Auch fernmündlich läuft schon lange nichts mehr, in einer Welt, in der Menschen statt Ohren Handys wachsen und man skypt, smst, voipt und gelegentlich wegen eines Systemabsturzes resertiert und irgendwann dann resigniert vor soviel Bites und Bytes im Sprachgebrauch. Wie wär es da zur Abwechslung mit einem kurzen Reset der deutschen Sprache?
Die liebe Familie empfängt uns wieder und das ist nach 13 Jahre Sendepause wunderbar, um gleich einmal den mörbischintendanten Gaststar der letzten Folge beim Wort zu nehmen. Und in der Wunderwelt herrscht buntes Treiben. Da nascht die Frau Sektionschef an tretrahydrocannabinolisierten Teekekserln und versohlt in Verkleidung einer manisch Arien kollorierenden Anna Netrebkow das Popscherl des Ehegatten, um schlussendlich flaschenweise mit caninem Entwurmungsmitteln abgefüllt zu werden, während die gute Fee des Hauses wie gewohnt ihren Mann steht und die Zuseher souverän durch den ganz normalen Wahnsinn eines Wiener Beamtenhaushaltes navigiert.

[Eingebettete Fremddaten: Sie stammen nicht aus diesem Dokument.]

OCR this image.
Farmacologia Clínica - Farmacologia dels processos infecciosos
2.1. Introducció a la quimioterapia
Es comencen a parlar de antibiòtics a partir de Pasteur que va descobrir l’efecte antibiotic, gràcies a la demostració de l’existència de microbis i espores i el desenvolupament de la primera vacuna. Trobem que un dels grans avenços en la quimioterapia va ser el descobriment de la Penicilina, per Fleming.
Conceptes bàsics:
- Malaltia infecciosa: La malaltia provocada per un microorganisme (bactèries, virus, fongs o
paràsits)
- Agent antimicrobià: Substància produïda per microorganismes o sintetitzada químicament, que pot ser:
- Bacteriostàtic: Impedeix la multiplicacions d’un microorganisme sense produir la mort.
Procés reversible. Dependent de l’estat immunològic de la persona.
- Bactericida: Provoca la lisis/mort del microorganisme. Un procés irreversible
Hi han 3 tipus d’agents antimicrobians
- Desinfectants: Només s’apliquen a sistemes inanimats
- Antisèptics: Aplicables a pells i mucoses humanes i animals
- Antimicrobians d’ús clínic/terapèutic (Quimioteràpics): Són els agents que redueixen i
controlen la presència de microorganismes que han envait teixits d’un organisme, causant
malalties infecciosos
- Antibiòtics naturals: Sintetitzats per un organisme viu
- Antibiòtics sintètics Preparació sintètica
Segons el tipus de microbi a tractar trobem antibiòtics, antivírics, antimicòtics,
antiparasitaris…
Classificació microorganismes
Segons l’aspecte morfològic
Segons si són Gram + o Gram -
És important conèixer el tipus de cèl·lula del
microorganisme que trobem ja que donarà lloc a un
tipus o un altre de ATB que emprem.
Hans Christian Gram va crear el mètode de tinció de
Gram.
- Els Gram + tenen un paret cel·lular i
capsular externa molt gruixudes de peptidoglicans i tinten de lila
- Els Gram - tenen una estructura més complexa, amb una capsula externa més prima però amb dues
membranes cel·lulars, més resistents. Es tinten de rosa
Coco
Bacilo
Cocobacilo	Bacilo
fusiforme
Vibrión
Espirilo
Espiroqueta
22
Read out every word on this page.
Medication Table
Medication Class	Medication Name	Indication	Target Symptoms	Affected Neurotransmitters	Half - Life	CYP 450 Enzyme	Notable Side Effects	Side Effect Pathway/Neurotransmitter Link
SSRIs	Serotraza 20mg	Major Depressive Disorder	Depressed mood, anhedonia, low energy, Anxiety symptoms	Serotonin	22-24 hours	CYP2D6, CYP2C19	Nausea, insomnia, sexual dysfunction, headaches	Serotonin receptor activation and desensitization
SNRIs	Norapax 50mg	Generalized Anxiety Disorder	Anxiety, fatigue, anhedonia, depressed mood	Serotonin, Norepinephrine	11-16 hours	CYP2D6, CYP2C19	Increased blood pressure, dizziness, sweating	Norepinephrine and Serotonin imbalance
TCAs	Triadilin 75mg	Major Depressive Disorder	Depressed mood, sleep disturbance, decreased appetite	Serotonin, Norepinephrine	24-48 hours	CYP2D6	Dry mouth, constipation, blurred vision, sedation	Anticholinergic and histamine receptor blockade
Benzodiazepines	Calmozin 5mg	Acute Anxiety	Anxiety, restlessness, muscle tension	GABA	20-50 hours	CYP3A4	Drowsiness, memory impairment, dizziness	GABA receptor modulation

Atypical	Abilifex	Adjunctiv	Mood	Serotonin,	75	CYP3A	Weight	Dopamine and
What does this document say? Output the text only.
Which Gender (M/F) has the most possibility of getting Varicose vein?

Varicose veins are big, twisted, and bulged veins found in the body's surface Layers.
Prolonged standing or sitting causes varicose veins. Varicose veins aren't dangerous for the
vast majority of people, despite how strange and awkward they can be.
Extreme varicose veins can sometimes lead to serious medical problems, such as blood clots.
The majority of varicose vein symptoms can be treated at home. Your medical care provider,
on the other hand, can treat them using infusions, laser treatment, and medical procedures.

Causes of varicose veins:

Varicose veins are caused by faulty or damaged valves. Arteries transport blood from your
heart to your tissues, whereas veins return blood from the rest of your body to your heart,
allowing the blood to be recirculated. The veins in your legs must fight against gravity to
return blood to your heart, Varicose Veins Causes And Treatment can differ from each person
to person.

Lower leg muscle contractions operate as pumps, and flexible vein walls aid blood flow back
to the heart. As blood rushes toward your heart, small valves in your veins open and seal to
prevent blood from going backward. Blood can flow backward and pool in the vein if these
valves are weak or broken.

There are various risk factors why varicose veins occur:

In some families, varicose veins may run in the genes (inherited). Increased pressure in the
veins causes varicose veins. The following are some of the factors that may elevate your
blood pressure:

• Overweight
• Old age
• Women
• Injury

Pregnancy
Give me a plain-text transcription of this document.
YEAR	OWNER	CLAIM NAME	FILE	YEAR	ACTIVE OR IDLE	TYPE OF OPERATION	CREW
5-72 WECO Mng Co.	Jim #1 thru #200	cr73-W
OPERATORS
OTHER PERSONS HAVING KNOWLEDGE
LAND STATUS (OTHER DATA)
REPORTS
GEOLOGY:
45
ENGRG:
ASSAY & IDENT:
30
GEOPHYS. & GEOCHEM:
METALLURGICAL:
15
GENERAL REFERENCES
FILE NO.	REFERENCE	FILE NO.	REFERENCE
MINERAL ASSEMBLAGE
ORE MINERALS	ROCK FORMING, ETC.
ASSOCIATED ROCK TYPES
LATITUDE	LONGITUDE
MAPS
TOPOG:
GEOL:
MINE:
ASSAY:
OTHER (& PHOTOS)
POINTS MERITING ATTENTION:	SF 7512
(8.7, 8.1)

Frau Sokol ist halt doch die Beste und die Kleiderschürze nach wie vor todschick!
Dagegen sieht das nachfolgend im Wohnzimmer von Willkommen Österreich Position beziehende Ehepaar Grisse- und Stermann alt und vor allem auch zum Fürchten aus. Nur, dass die Furcht statt Adrenalinstoß eher einen akuten Schlafanfall provoziert. So versteckt sich das Grauen dann vornehmlich hinter zum Erschrecken langweiligen Moderationen und fürchterlich unlustigen Beiträgen und es beschleicht einen die Angst, dass sich hier die Genialität unnötig in Mittelmäßigkeit versteigt.
Meine Herren, vielleicht die intellektuelle Schwärze mit einem feschen Trachtenjanker tauschen und dann in der bauernbeblumten Fernsehstube einen auf singend moderierenden ehemals Sportler machen. Wenn schon stillos, dann richtig, bitte sehr!